6. In Table 1, the heading of the table is not clear. What do N and 72 mean in the heading of this table? And the font is not identical!
7. What are the criteria for non-admitted patients?
8. Why are some taxa of Hemophilus not identified? And in Table 4, the relative frequency value is unclear. What does it mean?
9. The authors need to indicate the rationale for referring to IL-8 in their findings. I find that just jumping without indicating the reason is not helpful.
10. The discussion should be modified to include information about the current therapeutic situation in this kind of disease.
11. Regarding the ethical approval for this study, the authors need to provide the approval number.
12. How was the bacterial identity determined? And how were the proteins measured? The authors should indicate this in detail.

Author Response

See adjoined file for responses.

Author Response File: Author Response.pdf

Round 2

Reviewer 2 Report

Comments and Suggestions for Authors

The authors have responded adequately to all of my comments. 

Author Response

We thank the reviewer and we are glad to see that our responses has been approved by him/her.

Reviewer 3 Report

Comments and Suggestions for Authors

I would like to thank the authors for their answer.

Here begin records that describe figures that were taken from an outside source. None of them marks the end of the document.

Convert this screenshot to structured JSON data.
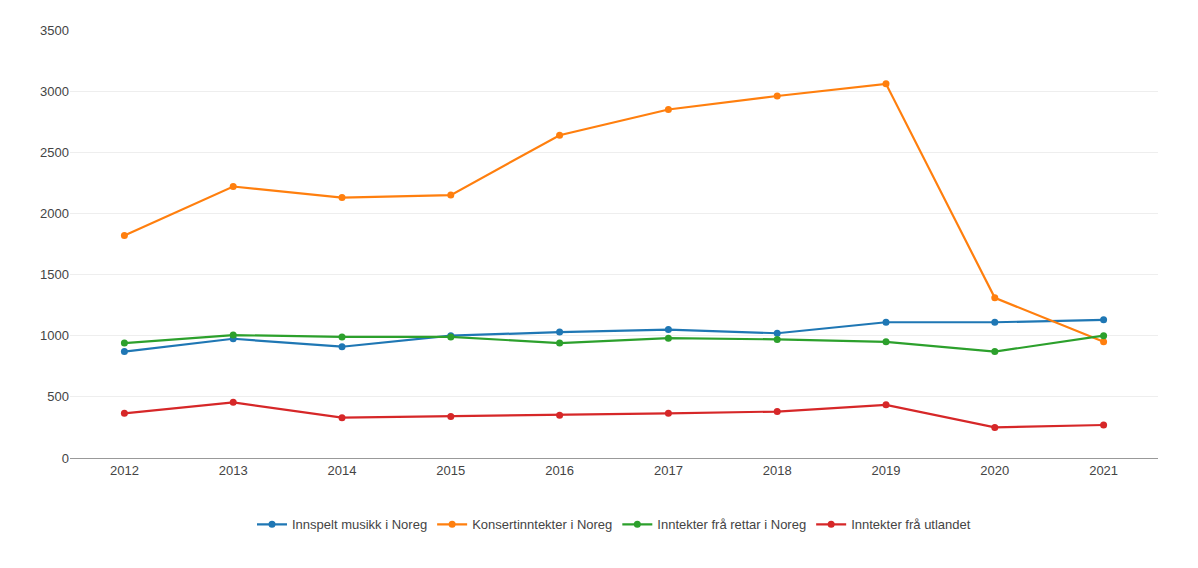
{
  "chart_data": {
    "type": "line",
    "x": [
      2012,
      2013,
      2014,
      2015,
      2016,
      2017,
      2018,
      2019,
      2020,
      2021
    ],
    "series": [
      {
        "name": "Innspelt musikk i Noreg",
        "values": [
          870,
          975,
          910,
          1000,
          1030,
          1050,
          1020,
          1110,
          1110,
          1130
        ]
      },
      {
        "name": "Konsertinntekter i Noreg",
        "values": [
          1820,
          2220,
          2130,
          2150,
          2640,
          2850,
          2960,
          3060,
          1310,
          950
        ]
      },
      {
        "name": "Inntekter frå rettar i Noreg",
        "values": [
          940,
          1005,
          990,
          990,
          940,
          980,
          970,
          950,
          870,
          1000
        ]
      },
      {
        "name": "Inntekter frå utlandet",
        "values": [
          365,
          455,
          330,
          340,
          350,
          365,
          380,
          435,
          250,
          270
        ]
      }
    ],
    "xlim": [
      2011.5,
      2021.5
    ],
    "xticks": [
      2012,
      2013,
      2014,
      2015,
      2016,
      2017,
      2018,
      2019,
      2020,
      2021
    ],
    "ylim": [
      0,
      3500
    ],
    "yticks": [
      0,
      500,
      1000,
      1500,
      2000,
      2500,
      3000,
      3500
    ],
    "grid": "y",
    "legend": "bottom",
    "marker": "circle"
  }
}
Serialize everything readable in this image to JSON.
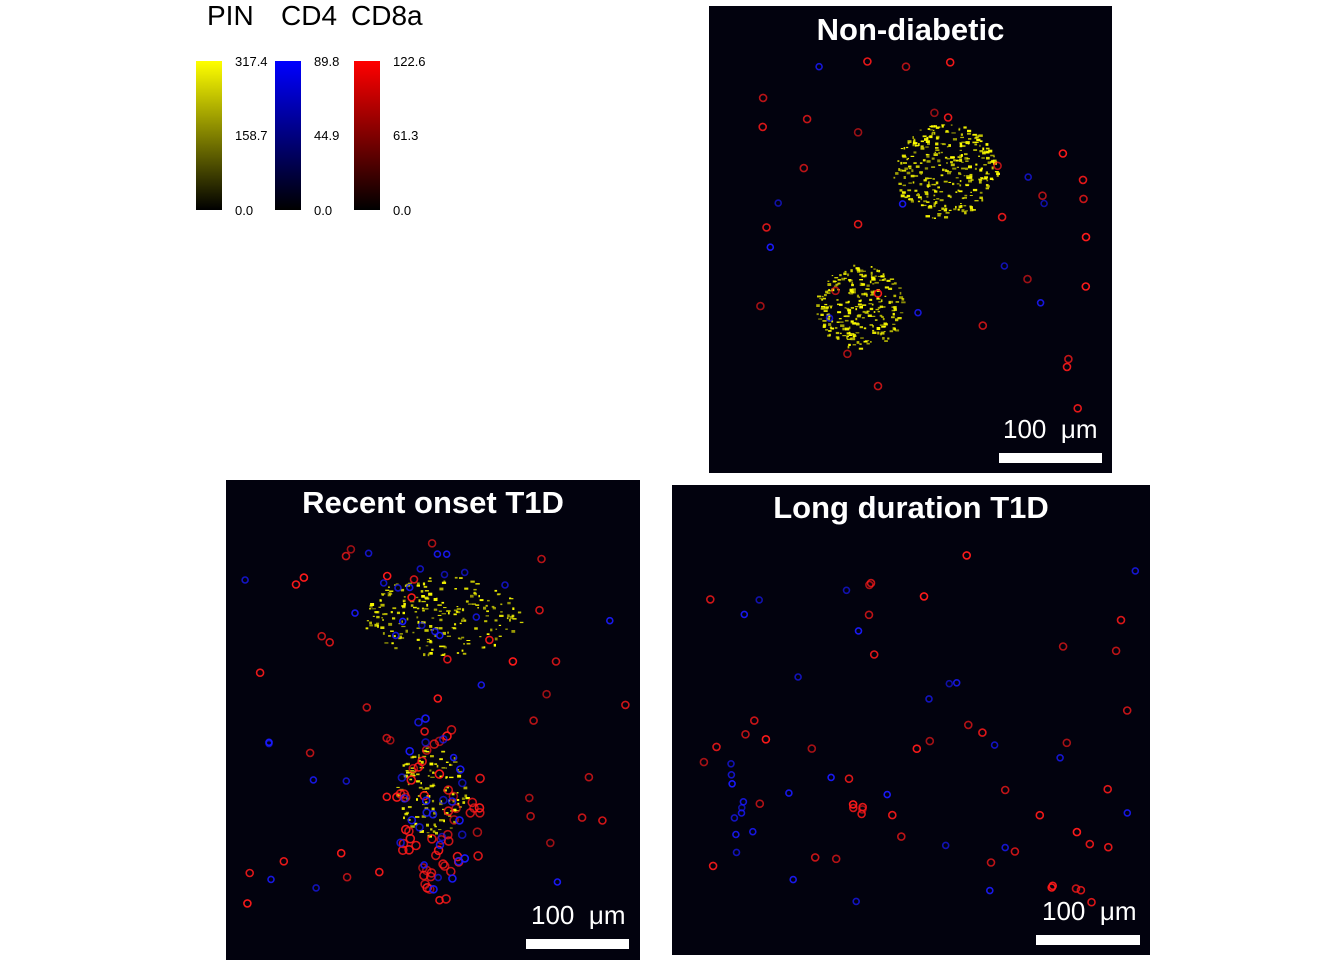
{
  "legend": {
    "channels": [
      {
        "name": "PIN",
        "color": "#ffff00",
        "max": "317.4",
        "mid": "158.7",
        "min": "0.0"
      },
      {
        "name": "CD4",
        "color": "#0000ff",
        "max": "89.8",
        "mid": "44.9",
        "min": "0.0"
      },
      {
        "name": "CD8a",
        "color": "#ff0000",
        "max": "122.6",
        "mid": "61.3",
        "min": "0.0"
      }
    ]
  },
  "panels": [
    {
      "title": "Non-diabetic",
      "scale_number": "100",
      "scale_unit": "μm"
    },
    {
      "title": "Recent onset T1D",
      "scale_number": "100",
      "scale_unit": "μm"
    },
    {
      "title": "Long duration T1D",
      "scale_number": "100",
      "scale_unit": "μm"
    }
  ],
  "colors": {
    "background": "#02020e",
    "pin": "#ffff00",
    "cd4": "#1a1aff",
    "cd8a": "#ff1a1a"
  }
}
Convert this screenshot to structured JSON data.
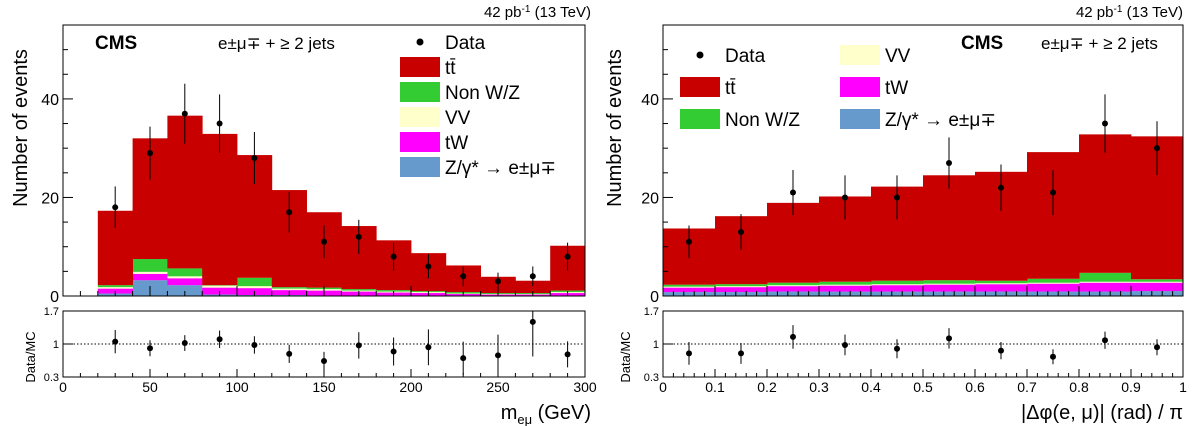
{
  "colors": {
    "ttbar": "#c80000",
    "nonwz": "#33cc33",
    "vv": "#ffffcc",
    "tw": "#ff00ff",
    "dy": "#6699cc",
    "data": "#000000"
  },
  "chart_data": [
    {
      "type": "bar",
      "stacked": true,
      "lumi_label": "42 pb",
      "lumi_sup": "-1",
      "energy_label": " (13 TeV)",
      "cms_label": "CMS",
      "selection_label": "e±μ∓ + ≥ 2 jets",
      "xlabel": "m",
      "xlabel_sub": "eμ",
      "xlabel_unit": " (GeV)",
      "ylabel": "Number of events",
      "ratio_ylabel": "Data/MC",
      "xlim": [
        0,
        300
      ],
      "ylim": [
        0,
        55
      ],
      "ratio_ylim": [
        0.3,
        1.7
      ],
      "x_ticks": [
        "0",
        "50",
        "100",
        "150",
        "200",
        "250",
        "300"
      ],
      "y_ticks": [
        "0",
        "20",
        "40"
      ],
      "ratio_y_ticks": [
        "0.3",
        "1",
        "1.7"
      ],
      "legend_position": "top-right",
      "legend": [
        "Data",
        "tt̄",
        "Non W/Z",
        "VV",
        "tW",
        "Z/γ* → e±μ∓"
      ],
      "bin_edges": [
        20,
        40,
        60,
        80,
        100,
        120,
        140,
        160,
        180,
        200,
        220,
        240,
        260,
        280,
        300
      ],
      "series": [
        {
          "name": "Z/γ* → e±μ∓",
          "values": [
            0.5,
            3.2,
            2.2,
            0.3,
            0.2,
            0.2,
            0.1,
            0.1,
            0.1,
            0.1,
            0.0,
            0.0,
            0.0,
            0.0
          ]
        },
        {
          "name": "tW",
          "values": [
            1.0,
            1.3,
            1.4,
            1.4,
            1.4,
            1.0,
            1.0,
            0.8,
            0.6,
            0.5,
            0.4,
            0.3,
            0.3,
            0.6
          ]
        },
        {
          "name": "VV",
          "values": [
            0.3,
            0.4,
            0.4,
            0.4,
            0.4,
            0.3,
            0.3,
            0.2,
            0.2,
            0.2,
            0.1,
            0.1,
            0.1,
            0.2
          ]
        },
        {
          "name": "Non W/Z",
          "values": [
            0.4,
            2.6,
            1.6,
            0.1,
            1.7,
            0.3,
            0.3,
            0.3,
            0.3,
            0.2,
            0.3,
            0.2,
            0.2,
            0.3
          ]
        },
        {
          "name": "tt̄",
          "values": [
            15.1,
            24.5,
            31.0,
            30.7,
            24.9,
            19.7,
            15.3,
            12.8,
            10.1,
            7.7,
            5.4,
            3.3,
            2.5,
            9.1
          ]
        }
      ],
      "data_points": {
        "x": [
          30,
          50,
          70,
          90,
          110,
          130,
          150,
          170,
          190,
          210,
          230,
          250,
          270,
          290
        ],
        "y": [
          18,
          29,
          37,
          35,
          28,
          17,
          11,
          12,
          8,
          6,
          4,
          3,
          4,
          8
        ]
      },
      "ratio": [
        1.05,
        0.91,
        1.02,
        1.1,
        0.98,
        0.79,
        0.64,
        0.97,
        0.84,
        0.93,
        0.7,
        0.76,
        1.47,
        0.78
      ]
    },
    {
      "type": "bar",
      "stacked": true,
      "lumi_label": "42 pb",
      "lumi_sup": "-1",
      "energy_label": " (13 TeV)",
      "cms_label": "CMS",
      "selection_label": "e±μ∓ + ≥ 2 jets",
      "xlabel": "|Δφ(e, μ)| (rad) / π",
      "ylabel": "Number of events",
      "ratio_ylabel": "Data/MC",
      "xlim": [
        0,
        1
      ],
      "ylim": [
        0,
        55
      ],
      "ratio_ylim": [
        0.3,
        1.7
      ],
      "x_ticks": [
        "0",
        "0.1",
        "0.2",
        "0.3",
        "0.4",
        "0.5",
        "0.6",
        "0.7",
        "0.8",
        "0.9",
        "1"
      ],
      "y_ticks": [
        "0",
        "20",
        "40"
      ],
      "ratio_y_ticks": [
        "0.3",
        "1",
        "1.7"
      ],
      "legend_position": "top-left",
      "legend": [
        "Data",
        "tt̄",
        "Non W/Z",
        "VV",
        "tW",
        "Z/γ* → e±μ∓"
      ],
      "bin_edges": [
        0,
        0.1,
        0.2,
        0.3,
        0.4,
        0.5,
        0.6,
        0.7,
        0.8,
        0.9,
        1.0
      ],
      "series": [
        {
          "name": "Z/γ* → e±μ∓",
          "values": [
            0.8,
            0.8,
            0.9,
            0.9,
            0.9,
            0.9,
            0.9,
            0.9,
            0.9,
            1.0
          ]
        },
        {
          "name": "tW",
          "values": [
            0.9,
            1.0,
            1.1,
            1.2,
            1.3,
            1.4,
            1.5,
            1.6,
            1.8,
            1.7
          ]
        },
        {
          "name": "VV",
          "values": [
            0.2,
            0.2,
            0.2,
            0.2,
            0.2,
            0.2,
            0.2,
            0.2,
            0.2,
            0.2
          ]
        },
        {
          "name": "Non W/Z",
          "values": [
            0.4,
            0.4,
            0.5,
            0.6,
            0.7,
            0.7,
            0.5,
            0.8,
            1.8,
            0.5
          ]
        },
        {
          "name": "tt̄",
          "values": [
            11.4,
            13.8,
            16.2,
            17.3,
            19.1,
            21.3,
            22.1,
            25.7,
            28.1,
            29.0
          ]
        }
      ],
      "data_points": {
        "x": [
          0.05,
          0.15,
          0.25,
          0.35,
          0.45,
          0.55,
          0.65,
          0.75,
          0.85,
          0.95
        ],
        "y": [
          11,
          13,
          21,
          20,
          20,
          27,
          22,
          21,
          35,
          30
        ]
      },
      "ratio": [
        0.8,
        0.8,
        1.15,
        0.98,
        0.9,
        1.12,
        0.86,
        0.73,
        1.08,
        0.93
      ]
    }
  ]
}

The introduction is still very short and do not give a nice presentation for the topic. In addition, the problem with identifying the species level is not fully addressed.  

Author Response

1.- The introduction is still very short and do not give a nice presentation for the topic.

Following the suggestion of the reviewer, the introduction has been extended and significant changes in two paragraphs has been included in the revised version of the manuscript, in order to improve the focus of the research and its justification. The changes in the manuscript can be found in lines 83-101.

2.- The problem with the identification at species level is not fully addressed.

We agree with the reviewer that the identification of Haemophilus taxa at species level raises some difficulties that need a comment and a more detailed explanation. The limitations paragraph in the discussion section has been modified and extended to address this issue. Full atention to this problem is given in the revised version of the manuscript (linees 291-311) and two additional references has been included in the manuscript (numbers 28 and 29).

Round 3

Reviewer 3 Report

Comments and Suggestions for Authors

I would like to thank the authors for addressing my comments. However, I still do not understand why “Hae-Mophilus” is written like this in the title. The Introduction is still very small and non-informative.

Author Response

1.- I still do not understand why Hae-Mophilus is written like this in the title.

Avoiding any misstyping, the title of the revised version of the manuscript is "Bronchial and systemic relationships of Haemophilus in chronic obstructive pulmonary disease".

2.- The introduction is still very small and non-informative.

Considering the comment of the reviewer, the introduction has been extended significantily in the revised version of the manuscript, with a new paragraph on the differences between Haemophilus influenzae and parainfluenzae in the clinicall setting of COPD, their different impacts on host inflammatory responses, and the specific characteristics of Hamophilus influenzae, that favor the formation of biofilms, allowing the persistence of the microorganism in the bronchial tree, as bronchial colonization. The new paragraph is located in lines 90-121 of the introduction section, and its has been expanded with 6 additonal references (16, 17, 20, 21, 22, 23). 

Round 4

Reviewer 3 Report

Comments and Suggestions for Authors

The authors addressed my comments. I would like to thank them.